I believe this part of the log you posted shows the cause of your issue:
2018-02-13T19:20:50.516-0500 I REPL [ReplicationExecutor] Error in heartbeat request to mongodb-server-16:39511; ExceededTimeLimit: Operation timed out
2018-02-13T19:20:51.179-0500 I REPL [ReplicationExecutor] Starting an election, since we've seen no PRIMARY in the past 10000ms
So the secondary lost contact with the primary, tried to ping it, and failed to see a reply in 10 seconds (which is a relatively long time in computing terms). It then assumes the primary is down, and runs an election to maintain a writable replica set.
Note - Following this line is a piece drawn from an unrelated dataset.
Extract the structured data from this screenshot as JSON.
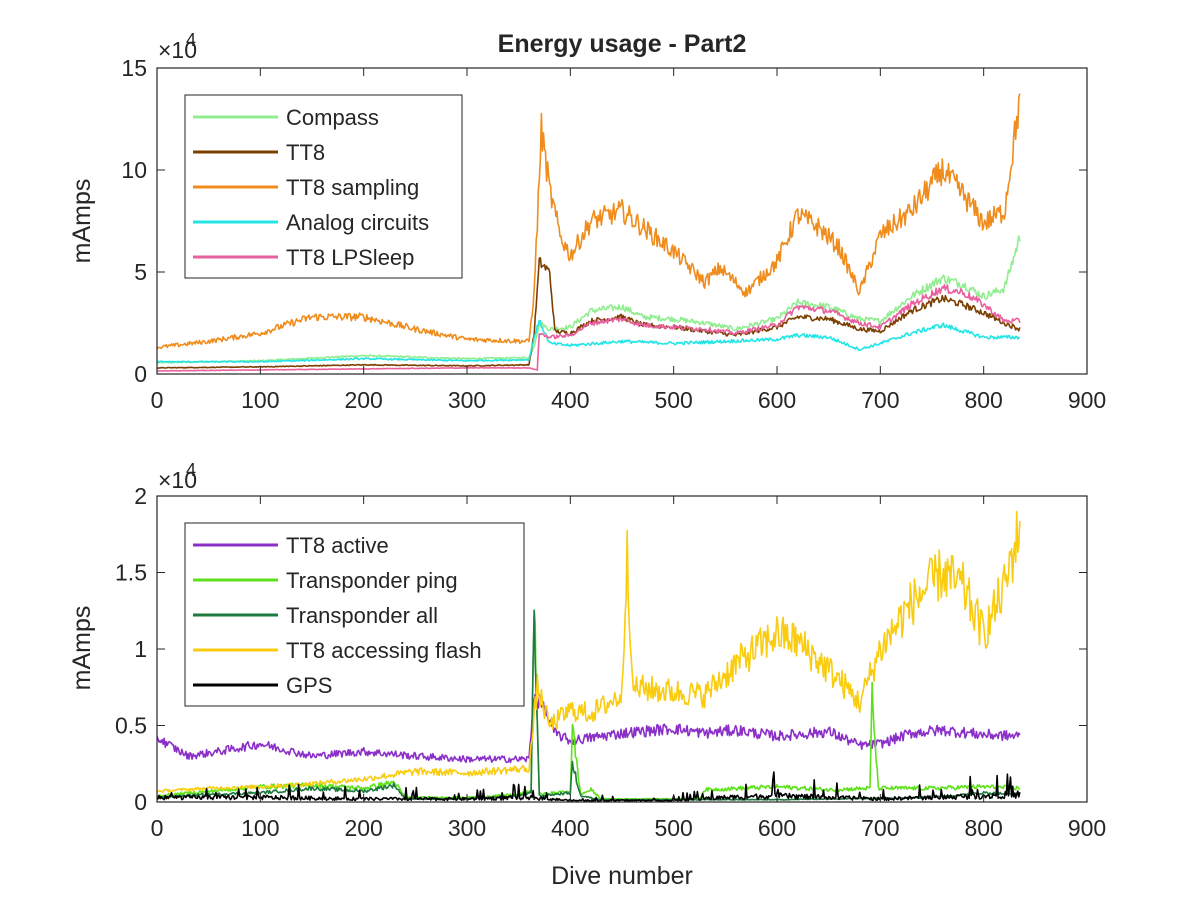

However, this log from the primary:
2018-02-13T19:21:44.394-0500 I REPL [ReplicationExecutor] stepping down from primary, because a new term has begun: 24
2018-02-13T19:21:44.394-0500 I REPL [ReplicationExecutor] Member mongodb-server-02:39512 is now in state PRIMARY
says that it was surprised to see this election event, and immediately steps down to prevent two primaries in the set. For lack of better terms, this looks like a “one-way partition” (where the secondary cannot see the primary, but the primary can see the secondary). Either way, the secondary believes the replica set is without a primary and thus runs an election, as per replica set high availability spec.
To solve this, please ensure that you have a reliable network connection between members of your replica set.
Best regards
Kevin